9. the process of claim 1 wherein that antagonist has improved:

A) inflammatory disease of skin;

B) arthritis;

C) clone's (family name) disease;

D) airway hyperreactivity or airway inflammation; Or

E) atherosclerosis.

10. the process of claim 1 wherein that agonist comprises:

a)IL-27；

b)IL-27hyperkine；

c)p28；

D) EBI3; Or

E) nucleotide.

11. the method for claim 11, wherein nucleotide coding:

a)IL-27hyperkine；

b)p28；

c)EBI3；

D) a p28 polypeptide chain and the 2nd EBI3 polypeptide chain;

E) WSX-1/TCCR; Or

F) WSX/l/TCCR and gpl30.

12. the process of claim 1 wherein that antagonist comprises the binding compositions from antibody, it is combination especially surely:

a)IL-27；

b)p28；

c)EBI3；

D) WSX-1/TCCR; Or

E) conjugate of gpl30 and WSX-1/TCCR.

13. the method for claim 12, wherein the binding compositions from antibody comprises:

A) polyclonal antibody;

B) monoclonal antibody;

C) humanized antibody, or its fragment;

D) Fab, Fv or F (ab ') ₂Fragment;

E) antibody peptide analogies; Or

F) visible indicant.

14. the process of claim 1 wherein that antagonist comprises:

A) derived from the soluble recepter of WSX-1/TCCR;

B) micromolecule; Or

C) nucleotide.

15. the method for claim 14, wherein nucleotide specifically with the coding following material multi-nucleotide hybrid:

a)p28；

B) EBI3; Or

c)WSX-1/TCCR。

16. the method for claim 15, wherein nucleotide comprises:

A) antisense nucleotide; Or

B) siRNA (siRNA).

17. the process of claim 1 wherein that the administration agonist has increased the expression of following substances:

a)RANKL；

b)TNFα；

c)TEASRL；

D) IL-1 α or β;

E) OX40; Or

f)APRIL。

18. the process of claim 1 wherein that the administration antagonist has reduced the expression of following substances:

a)RANKL；

b)TNFα；

c)TEASRL；

D) IL-1 α or β;

E) OX40; Or

f)APRIL。

19. the diagnosis immune disorders of claim 1 or the method for disease comprise binding compositions are contacted with biological sample, wherein binding compositions combination specifically:

A) IL-27, p28, EBI3 or WSX-1/TCCR;

B) conjugate of WSX-1/TCCR and gpl30; Or

C) nucleotide of coding p28, EBI3 or WSX-1/TCCR;

Particular combination with detection or definite binding compositions and biological sample.

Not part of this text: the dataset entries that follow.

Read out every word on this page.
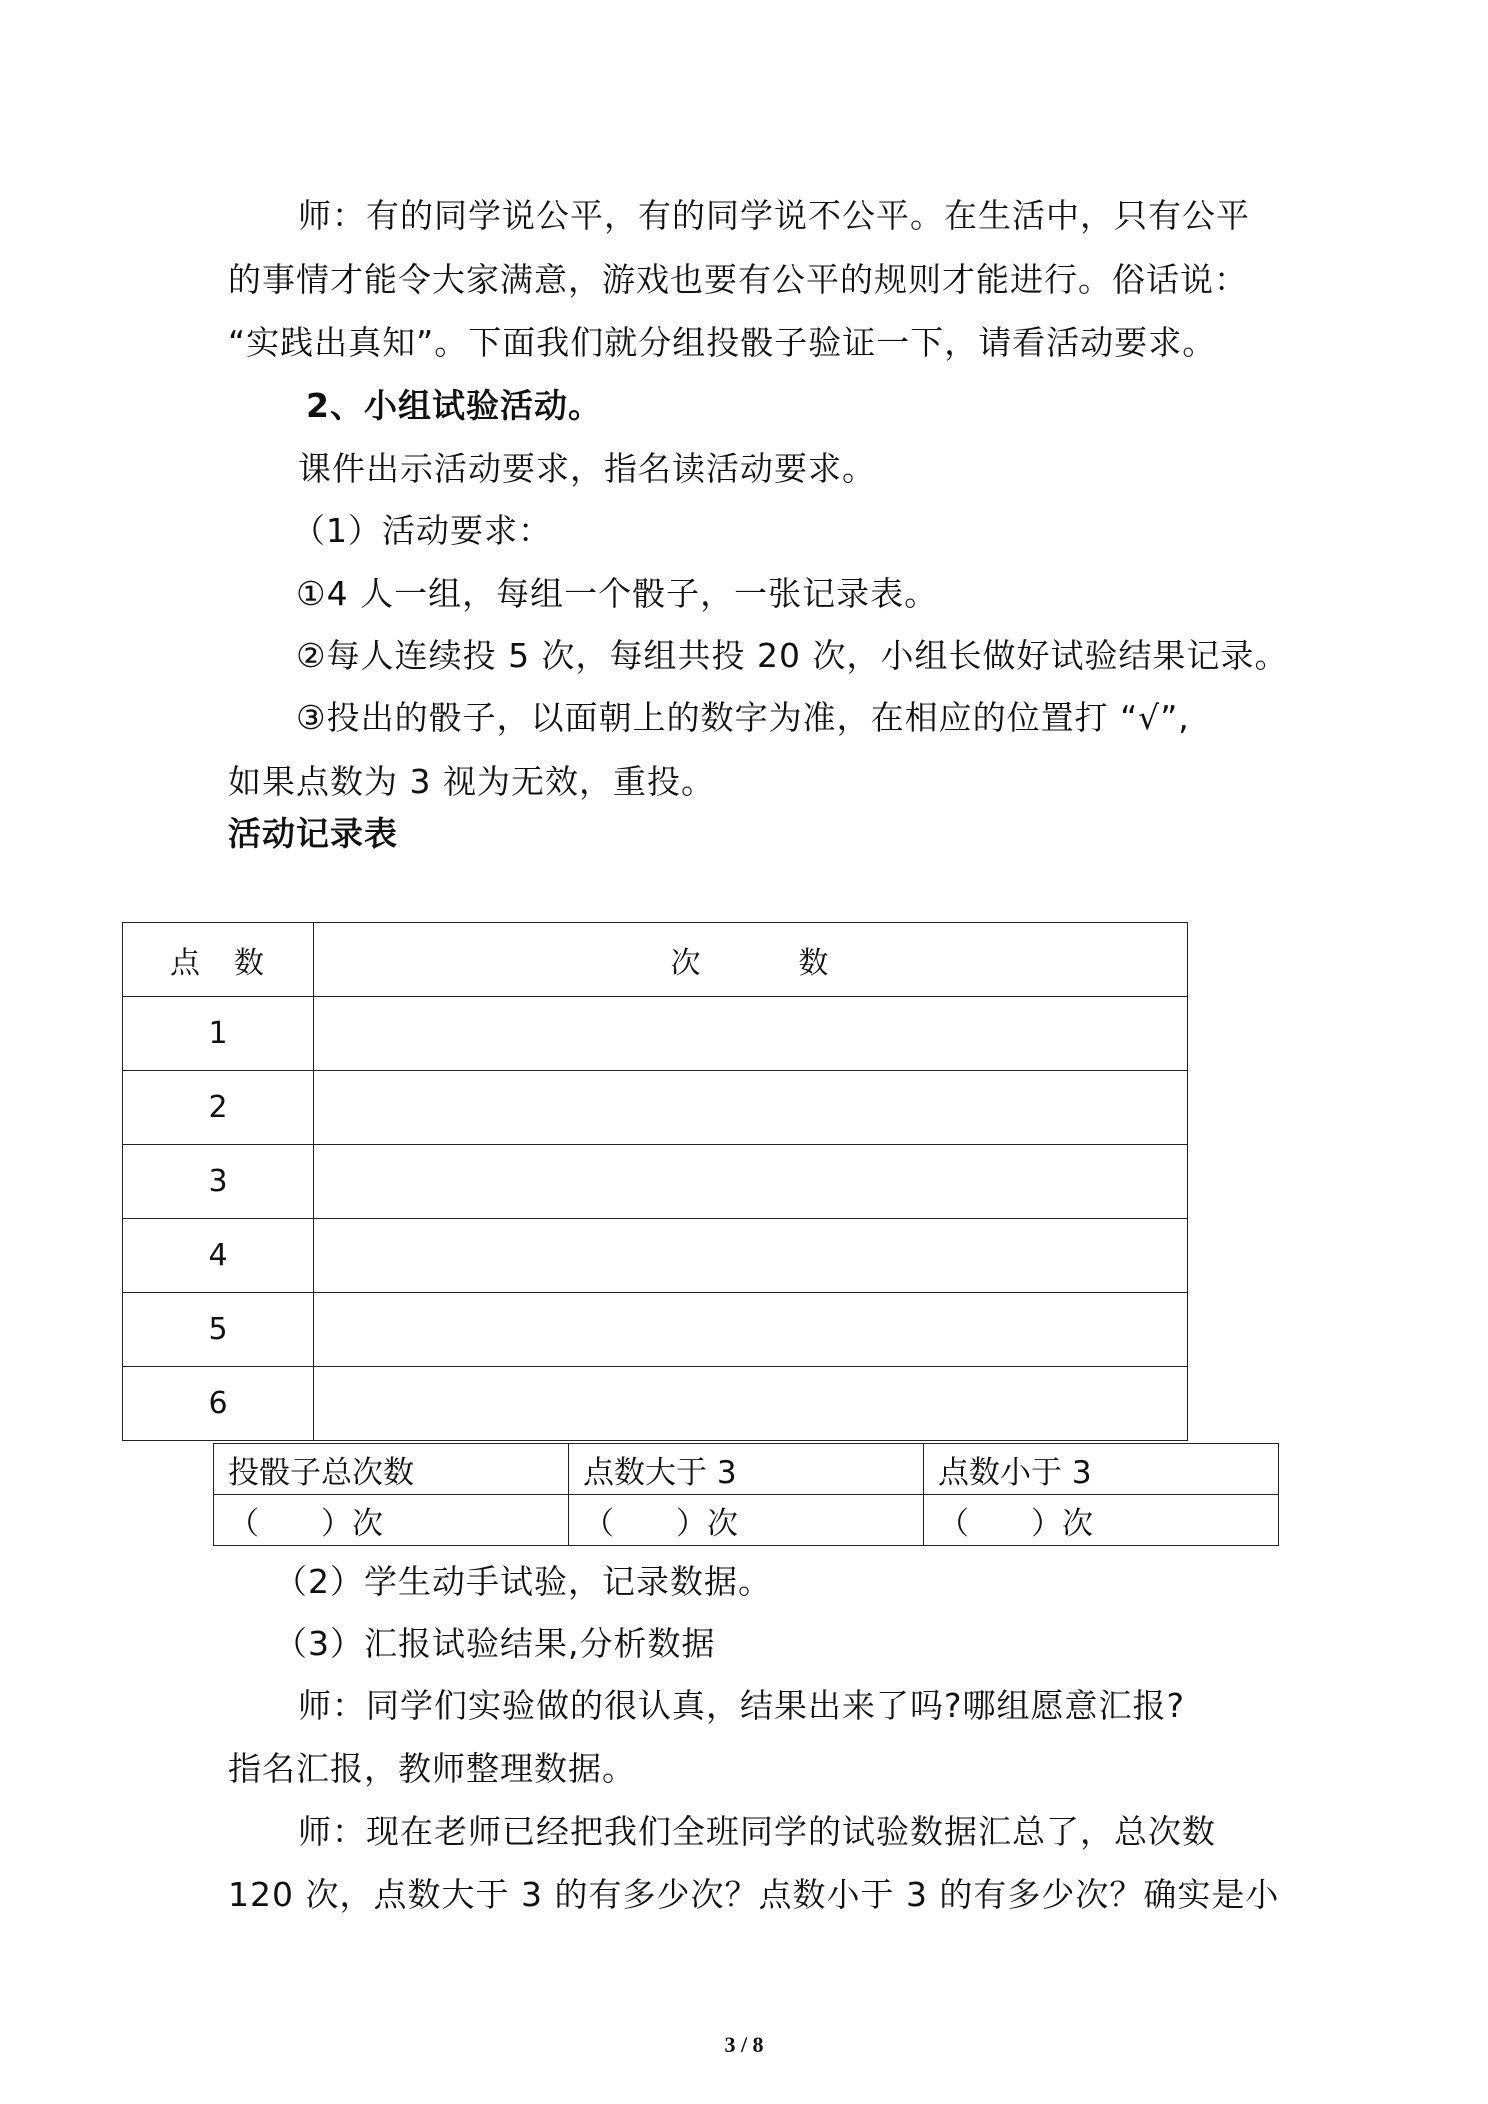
师：有的同学说公平，有的同学说不公平。在生活中，只有公平
的事情才能令大家满意，游戏也要有公平的规则才能进行。俗话说：
“实践出真知”。下面我们就分组投骰子验证一下，请看活动要求。
2、小组试验活动。
课件出示活动要求，指名读活动要求。
（1）活动要求：
①4 人一组，每组一个骰子，一张记录表。
②每人连续投 5 次，每组共投 20 次，小组长做好试验结果记录。
③投出的骰子，以面朝上的数字为准，在相应的位置打 “√”,
如果点数为 3 视为无效，重投。
活动记录表
点　数	次　　　数
1	
2	
3	
4	
5	
6	
投骰子总次数	点数大于 3	点数小于 3
（　　）次	（　　）次	（　　）次
（2）学生动手试验，记录数据。
（3）汇报试验结果,分析数据
师：同学们实验做的很认真，结果出来了吗?哪组愿意汇报?
指名汇报，教师整理数据。
师：现在老师已经把我们全班同学的试验数据汇总了，总次数
120 次，点数大于 3 的有多少次？点数小于 3 的有多少次？确实是小
3 / 8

20. the immune disorders of diagnosis claim 1 or the medicine box of pathological changes comprise compartment and the binding compositions that specifically binds to following substances:

A) IL-27, p28, EBI3 or WSX-1/TCCR;

B) conjugate of WSX-1/TCCR and gpl30; Or

C) coding p28, the nucleotide of EBI3 or WSX-1/TCCR.